Das Pflegepersonalstärkungsgesetz soll die Situation für Patienten und Mitarbeiter verbessern. Doch das Gegenteil ist der Fall. Es ist sogar mit einer Verschlimmerung der Situation zu rechnen.
Ambulante Pflegedienste bangen um ihre Existenz. Schon jetzt können sie aufgrund von Personalmangel die vielen pflegebedürftigen Menschen nicht mehr versorgen. Ebenso kritisch bewerten auch die Rehakliniken das neue Gesetz, denn das Pflegepersonalstärkungsgesetz gilt für diese nicht.
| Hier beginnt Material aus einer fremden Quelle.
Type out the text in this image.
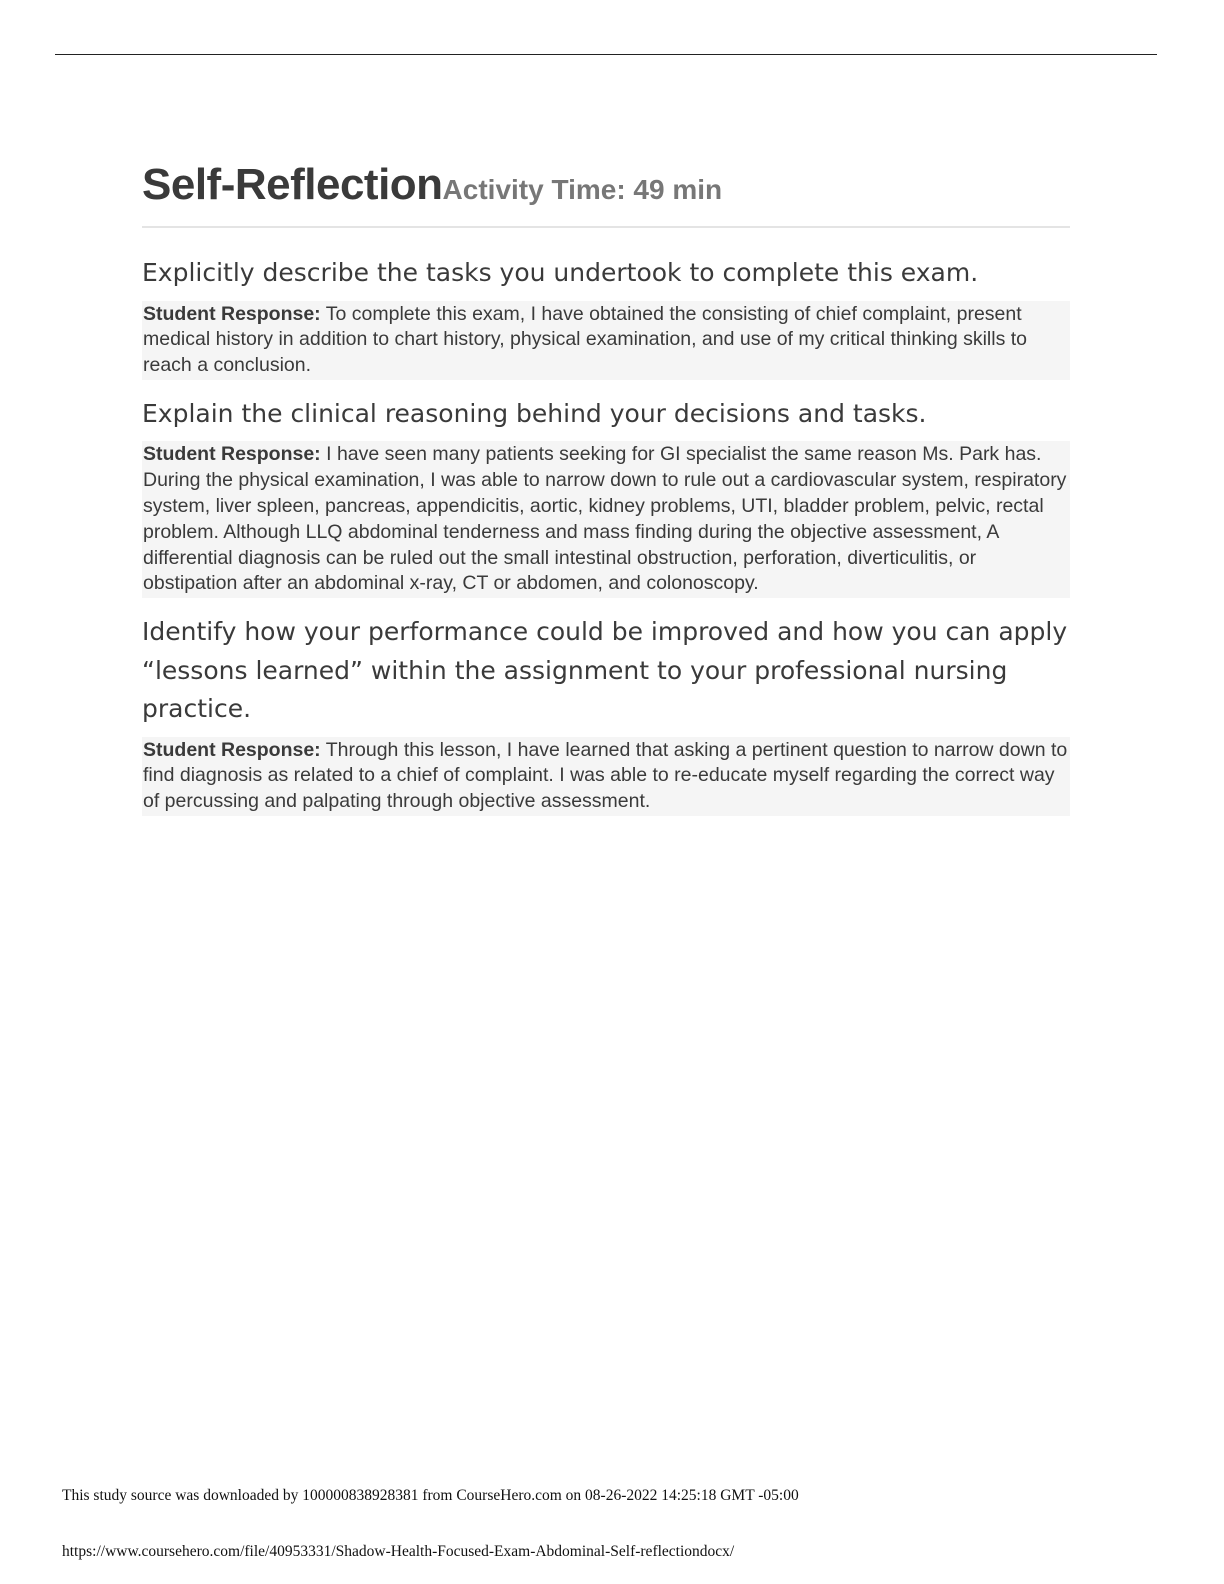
Self-ReflectionActivity Time: 49 min
Explicitly describe the tasks you undertook to complete this exam.
Student Response: To complete this exam, I have obtained the consisting of chief complaint, present medical history in addition to chart history, physical examination, and use of my critical thinking skills to reach a conclusion.
Explain the clinical reasoning behind your decisions and tasks.
Student Response: I have seen many patients seeking for GI specialist the same reason Ms. Park has. During the physical examination, I was able to narrow down to rule out a cardiovascular system, respiratory system, liver spleen, pancreas, appendicitis, aortic, kidney problems, UTI, bladder problem, pelvic, rectal problem. Although LLQ abdominal tenderness and mass finding during the objective assessment, A differential diagnosis can be ruled out the small intestinal obstruction, perforation, diverticulitis, or obstipation after an abdominal x-ray, CT or abdomen, and colonoscopy.
Identify how your performance could be improved and how you can apply “lessons learned” within the assignment to your professional nursing practice.
Student Response: Through this lesson, I have learned that asking a pertinent question to narrow down to find diagnosis as related to a chief of complaint. I was able to re-educate myself regarding the correct way of percussing and palpating through objective assessment.
This study source was downloaded by 100000838928381 from CourseHero.com on 08-26-2022 14:25:18 GMT -05:00
https://www.coursehero.com/file/40953331/Shadow-Health-Focused-Exam-Abdominal-Self-reflectiondocx/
Dies schreibt der VdK in seiner Dezemberausgabe 2018 zu Pflege am Limit:
Der Mangel an Fachkräften ist eklatant. Auf 100 offene Stellen kommen gerade mal 21 Bewerber. Laut Pflegereport 2018 des Deutschen Instituts für angewandte Pflegeforschung (DIP) fehlen in der Altenpflege derzeit bereits rund 14.000 examinierte Pflegekräfte. Rund 84% der befragten Einrichtungen mussten Anfragen zur Kurzzeitpflege ablehnen. Fast ebenso oft mussten sie Interessenten für Langzeitpflegeplätze absagen. 70% der Pflegeheime berichten von langen Wartelisten. Mehr als jede fünfte Einrichtung verhängte wegen Personalmangels einen Aufnahmestopp. Mittlerweile ist nicht mehr zu übersehen, dass die Zahl der Pflegebedürftigen schneller steigt als die Pflegekräfte. Davon betroffen sind sowohl die stationäre als auch die ambulante Pflege. In manchen stationären Einrichtungen kann die vorgeschriebene Fachkraftquote von 50% nicht mehr eingehalten werden. Folge ist die Schließung von Wohnbereichen oder ganzen Abteilungen.